For comparison of how powerful the Houthi weapons are, the explosive warhead on the Asef is nearly twice as powerful as that on an Exocet anti-ship missile, an air-launched weapon that devastated British ships during the 1982 Falklands war with Argentina, and killed 37 US sailors on the USS Stark in 1987, after an Iraqi aircraft mistook their ship for an enemy Iranian vessel.
But the anti-ship ballistic missiles are said to suffer from serious inaccuracy, in part due to a weak “kill chain,” the links between reconnaissance and sensors that can track a ship over the horizon moving at 37 kilometres per hour, and update the position to the missile in flight.

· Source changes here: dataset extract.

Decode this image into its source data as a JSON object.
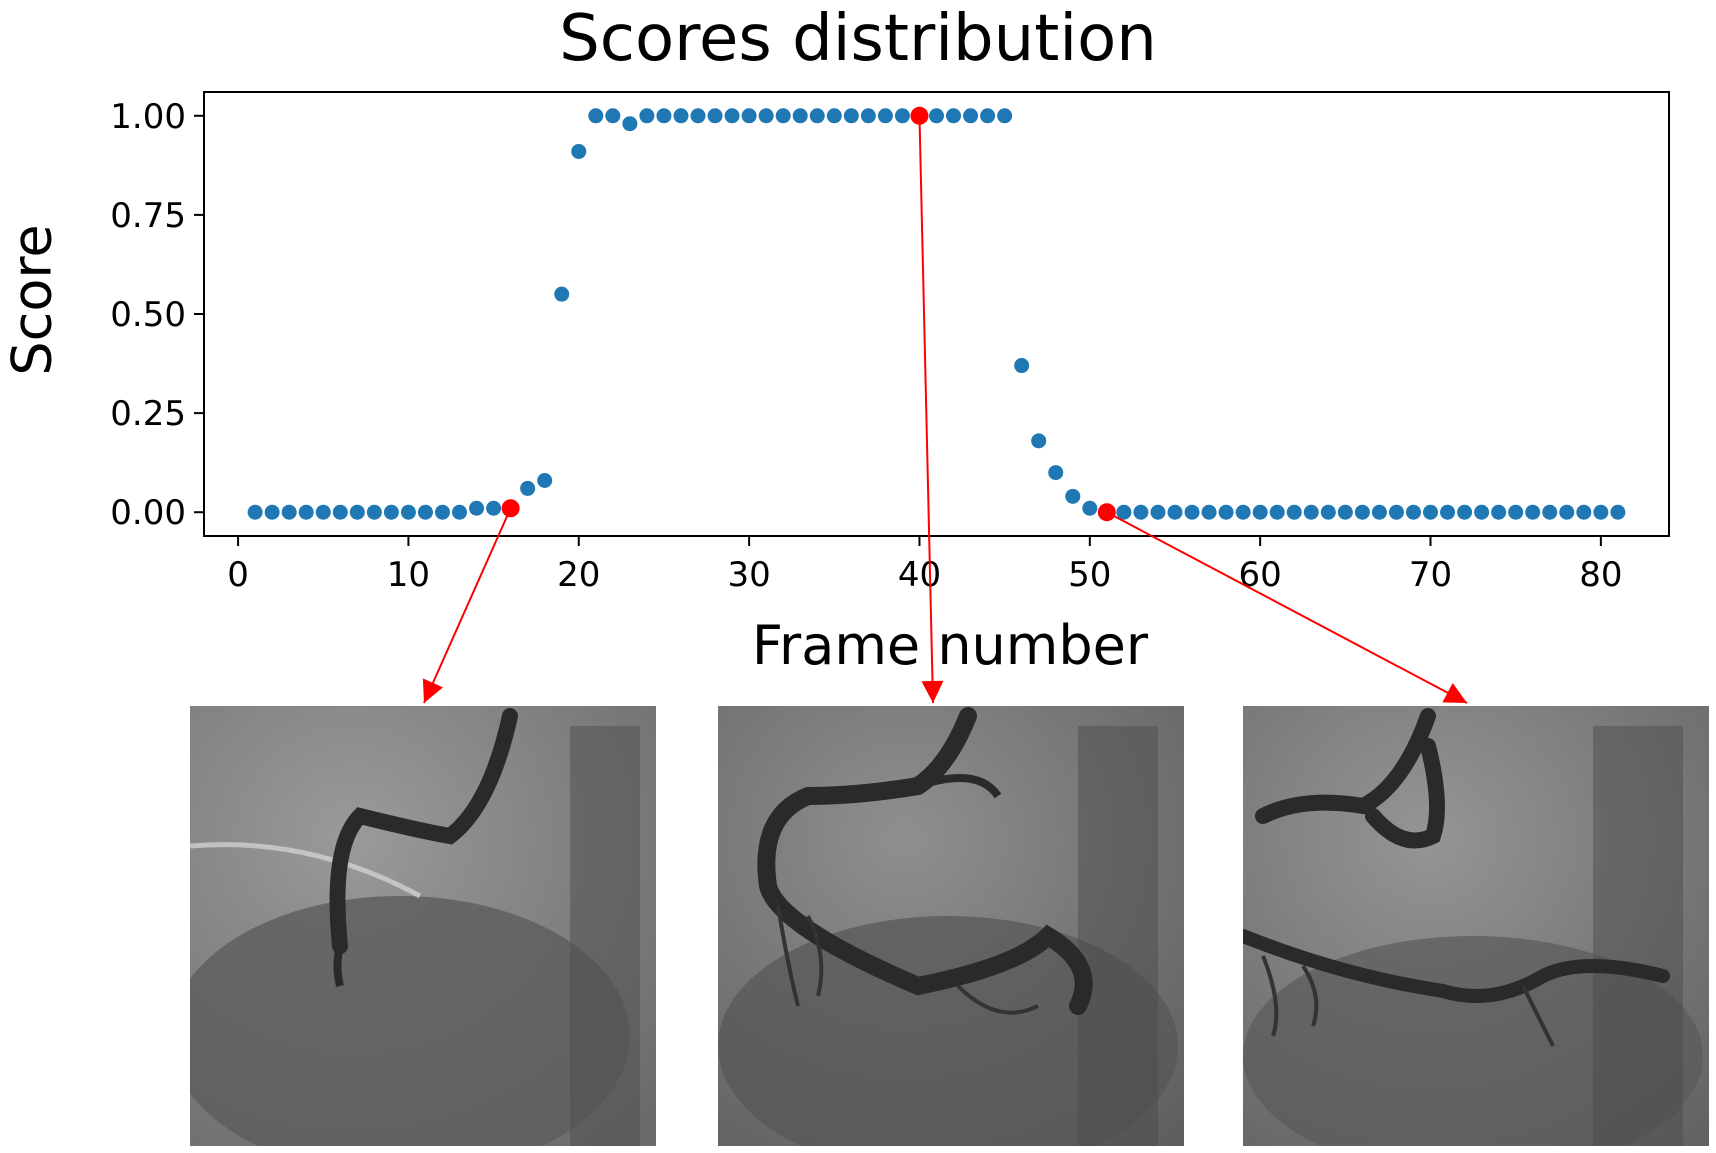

Houthi missiles have been seen missing ships by kilometres, but have also struck a number of commercial ships, doing serious damage. Cruise missiles may be more of a serious threat, possessing sensors that can seek out ships and flying at high subsonic speed under the radar beams of warships.
Without airborne radar, such as the E-3 Sentry or air patrols that can detect cruise missiles flying low over the sea, US warships would be vulnerable to this missile.
If aircraft fail to detect them and shoot them down with AIM-9X heat-seeking missiles, the warships have various options including the Advanced SeaSparrow missile, and the Close-in-weapon system, better known as Phalanx, which tracks missiles with an array of cameras before firing a stream of 4,500 canon shells per minute, out to several kilometres.
This leaves the drones, which carry small warheads and fly under the radar, but the US navy has said the Houthi drones pose less of a threat than the missiles due to their slow speed of less than 200 kilometres per hour.